No single signal is definitive. The best practice is stacking evidence: high perplexity plus low similarity to other students plus unusually consistent formatting flags a submission for human review.

The evolution hasn’t ended. As LLMs improve, they may learn to mimic human variability, forcing detection tools to move beyond statistical surfaces to deeper semantic patterns—maybe even verifying that code contains the kinds of iterative debugging artifacts (e.g., leftover print statements, off-by-one fixes) that humans produce and LLMs rarely do.

What This Means for Instructors and Teams

Understanding this history helps you choose the right tools for the right threat model:

  • If you’re worried about students copying from each other (classic plagiarism), a token-based checker (MOSS, JPlag, Codequiry’s similarity engine) is sufficient and fast.
  • If you see sophisticated refactoring—extracting methods, replacing loops—you need AST or PDG analysis. Run a deep check on the top 10% of suspicious matches.
  • If you suspect AI generation, you need statistical signals. No conventional similarity tool can catch original AI code.
  • For industry code integrity (e.g., contractor submissions), combine all three layers plus license/policy scans.

The tools have come a long way from diff. But the principle remains: find the signal under the noise. Whether the noise is renamed variables or an LLM’s smoothed-over output, the job is the same—and it keeps getting harder.

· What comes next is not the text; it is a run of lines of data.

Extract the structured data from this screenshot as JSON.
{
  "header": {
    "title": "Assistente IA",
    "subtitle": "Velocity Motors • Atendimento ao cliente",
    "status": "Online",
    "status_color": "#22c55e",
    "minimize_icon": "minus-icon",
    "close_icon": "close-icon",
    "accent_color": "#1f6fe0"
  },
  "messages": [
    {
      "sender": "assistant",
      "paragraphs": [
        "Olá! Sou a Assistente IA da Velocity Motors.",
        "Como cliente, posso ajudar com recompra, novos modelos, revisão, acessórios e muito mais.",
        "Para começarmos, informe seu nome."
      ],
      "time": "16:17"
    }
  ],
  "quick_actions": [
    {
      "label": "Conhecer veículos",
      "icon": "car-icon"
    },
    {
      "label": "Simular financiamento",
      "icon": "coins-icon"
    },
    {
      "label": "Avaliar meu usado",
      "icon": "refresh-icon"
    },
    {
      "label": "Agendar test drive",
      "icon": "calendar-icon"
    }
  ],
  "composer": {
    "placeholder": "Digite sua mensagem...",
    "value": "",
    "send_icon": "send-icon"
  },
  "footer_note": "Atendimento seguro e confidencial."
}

Frequently Asked Questions

What is the strongest code plagiarism detection technique today?

No single technique is best. A combination of token-based fingerprinting (for speed) and AST-based comparison (for structural detection) catches the majority of student plagiarism. For AI-generated code, perplexity and burstiness analysis are added.

Can AI detection tools distinguish between ChatGPT and Copilot?

Not reliably. The statistical signatures are similar across major LLMs. Current detectors flag “likely AI-generated” without attributing to a specific model. The most effective approach is to cross-reference with web-source checks (e.g., did the code appear in a GitHub repo before the model’s training cutoff?).

How often do AST-based tools produce false positives?

AST normalization can over-match trivial code. For example, a common boilerplate loop (e.g., iterating over an array) will match many students precisely because it’s the standard idiom. Good tools weight matches by uncommonness of the subtree pattern.

Do any tools detect code that is paraphrased by an LLM?

Some emerging research looks at “semantic fingerprinting” using program functional equivalence—two pieces of code that produce the same output for all inputs. These tools are not yet production-ready. For now, statistical AI detection combined with manual review remains the best defense.